Salsa piccante di peperoncino

Ingredienti
| 500 g | peperoncini rossi freschi, carnosi |
| 3 spicchi | aglio |
| 150 ml | aceto di vino bianco |
| 1 cucchiaio | sale fine |
| 1 cucchiaio | zucchero |
| 15 ml | olio d'oliva extra vergine |
| 2 foglie | alloro |
Valori nutrizionali
| 32 kcal | Energia |
| 1,2 g | Proteine |
| 1,5 g | Grassi |
| 0,3 g | di cui saturi |
| 4,5 g | Carboidrati |
| 2,2 g | di cui zuccheri |
| 1,8 g | Fibre |
| 2,0 g | Sale |
Gusto
Ha un sapore deciso e piccante, che sale gradualmente in bocca con una sensazione di bruciore piacevole. L'aglio dà una base aromatica profonda e leggermente pungente. Il sale e l'aceto bilanciano la piccantezza e prolungano il gusto sulla lingua. Si accompagna bene con formaggi semistagionati, carni alla griglia, uova e verdure cotte.
Benessere
- Il peperoncino contiene capsaicina, un alcaloide che stimola il metabolismo e favorisce la circolazione sanguigna.
- Ricca di vitamina C, essenziale per il sistema immunitario: un peperoncino fresco apporta fino al 40% del fabbisogno giornaliero per 100 grammi.
- Apporta minerali come potassio, magnesio e ferro, utili per il benessere generale.
- Ha proprietà antinfiammatorie naturali grazie alla capsaicina e ad altri composti fenolici presenti nei peperoncini freschi.
- Accompagna bene piatti proteici come carni bianche, legumi o formaggi, creando un pasto saziante e nutriente.

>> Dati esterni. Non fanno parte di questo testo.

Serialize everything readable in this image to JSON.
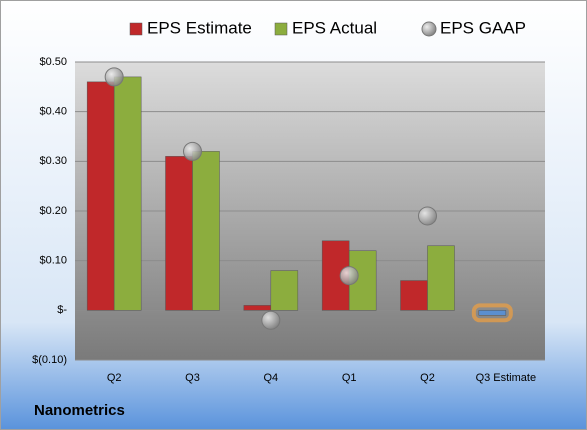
{
  "chart_data": {
    "type": "bar",
    "categories": [
      "Q2",
      "Q3",
      "Q4",
      "Q1",
      "Q2",
      "Q3 Estimate"
    ],
    "series": [
      {
        "name": "EPS Estimate",
        "color": "#c0282a",
        "colors": [
          "#c0282a",
          "#c0282a",
          "#c0282a",
          "#c0282a",
          "#c0282a",
          "#5b8fd0"
        ],
        "values": [
          0.46,
          0.31,
          0.01,
          0.14,
          0.06,
          -0.01
        ]
      },
      {
        "name": "EPS Actual",
        "color": "#8cad3e",
        "values": [
          0.47,
          0.32,
          0.08,
          0.12,
          0.13,
          null
        ]
      },
      {
        "name": "EPS GAAP",
        "color": "#9a9a9a",
        "type": "scatter",
        "values": [
          0.47,
          0.32,
          -0.02,
          0.07,
          0.19,
          null
        ]
      }
    ],
    "ylim": [
      -0.1,
      0.5
    ],
    "yticks": [
      {
        "value": -0.1,
        "label": "$(0.10)"
      },
      {
        "value": 0,
        "label": "$-"
      },
      {
        "value": 0.1,
        "label": "$0.10"
      },
      {
        "value": 0.2,
        "label": "$0.20"
      },
      {
        "value": 0.3,
        "label": "$0.30"
      },
      {
        "value": 0.4,
        "label": "$0.40"
      },
      {
        "value": 0.5,
        "label": "$0.50"
      }
    ],
    "grid": true,
    "legend": "top",
    "footer": "Nanometrics"
  }
}
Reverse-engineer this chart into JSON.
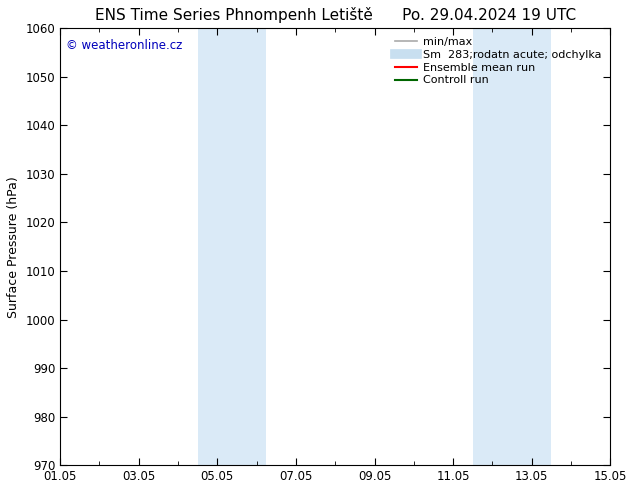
{
  "title": "ENS Time Series Phnompenh Letiště      Po. 29.04.2024 19 UTC",
  "ylabel": "Surface Pressure (hPa)",
  "ylim": [
    970,
    1060
  ],
  "yticks": [
    970,
    980,
    990,
    1000,
    1010,
    1020,
    1030,
    1040,
    1050,
    1060
  ],
  "xtick_labels": [
    "01.05",
    "03.05",
    "05.05",
    "07.05",
    "09.05",
    "11.05",
    "13.05",
    "15.05"
  ],
  "xtick_positions": [
    0,
    2,
    4,
    6,
    8,
    10,
    12,
    14
  ],
  "xlim": [
    0,
    14
  ],
  "shaded_bands": [
    {
      "x_start": 3.5,
      "x_end": 5.25,
      "color": "#daeaf7"
    },
    {
      "x_start": 10.5,
      "x_end": 12.5,
      "color": "#daeaf7"
    }
  ],
  "watermark_text": "© weatheronline.cz",
  "watermark_color": "#0000bb",
  "legend_entries": [
    {
      "label": "min/max",
      "color": "#aaaaaa",
      "linestyle": "-",
      "linewidth": 1.2
    },
    {
      "label": "Sm  283;rodatn acute; odchylka",
      "color": "#c8dff0",
      "linestyle": "-",
      "linewidth": 7
    },
    {
      "label": "Ensemble mean run",
      "color": "#ff0000",
      "linestyle": "-",
      "linewidth": 1.5
    },
    {
      "label": "Controll run",
      "color": "#006600",
      "linestyle": "-",
      "linewidth": 1.5
    }
  ],
  "background_color": "#ffffff",
  "tick_color": "#000000",
  "title_fontsize": 11,
  "axis_label_fontsize": 9,
  "legend_fontsize": 8
}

- Falso mito da sfatare: il peperoncino non danneggia lo stomaco in persone sane. La capsaicina non è caustica: stimola solo i recettori del dolore sulla lingua. Chi soffre di gastrite o reflusso deve limitarne la quantità, ma il peperoncino in sé non ulcera. Studi dimostrano che in quantità moderate può persino aiutare la digestione.
L'errore da non fare
Non toccarti occhi o viso dopo aver maneggiato peperoncini crudi, nemmeno se pensi di avere le mani asciutte. La capsaicina rimane sulla pelle e sulla punta delle dita per ore. Usa guanti di lattice o cotone spesso, oppure lava le mani molto bene subito dopo con acqua fredda e un poco di olio. Un altro errore comune è frullare i peperoncini ancora molto caldi: creeranno vapore irritante in cucina. Aspetta che si raffreddino leggermente dopo la cottura, oppure frulla quando sono completamente freddi.
I nostri consigli
- La salsa si conserva in frigo per 20-25 giorni in barattoli ben chiusi, anche di più se sigillata a bagnomaria. Puoi congelarne porzioni in cubetti di ghiaccio per piccole dosi.
- Per una versione più delicata, usa peperoncini gialli o arancioni invece di rossi: hanno meno piccantezza ma lo stesso aroma.
- Accompagna perfettamente formaggi freschi tipo ricotta salata, carni rosse alla griglia, uova strapazzate e verdure crude.
- Se la vuoi meno acida, riduci l'aceto a 120 ml e aggiungi un cucchiaio di passata di pomodoro per equilibrio.
Quando prepararla
Il momento migliore è a fine agosto e settembre, quando i peperoncini rossi maturano completamente sul mercato e hanno più sapore. Se prepari la salsa in questo periodo, puoi conservarla per tutto l'autunno e l'inverno. In primavera e all'inizio dell'estate è più difficile trovare peperoncini freschissimi a buon prezzo, a meno che tu non abbia un orto.
Domande frequenti
- Posso usare peperoncini secchi? Sì, ma il gusto è più concentrato e terroso. Ammollali in acqua tiepida per 30 minuti prima di frullare, usa circa 150 g invece di 500 g, perché perdono peso durante l'essiccazione.
- Come riduco il piccante senza perdere il sapore? Rimuovi i semi e le membrane bianche all'interno del peperoncino, dove si concentra la maggior parte della capsaicina. Oppure aggiungi un cucchiaio di miele crudo al termine della cottura.
- La salsa si può congelare? Sì, in contenitori ermetici o in cubetti. Dura circa 4 mesi. Il sapore rimane intatto, la consistenza potrebbe diventare leggermente più granulosa.
- Devo sterilizzare i barattoli? Se la conservi in frigo e la consumi entro 3 settimane, non è necessario. Se vuoi che duri più a lungo, scalda i barattoli a 80 gradi in forno per 15 minuti e sigilla con il metodo del bagnomaria.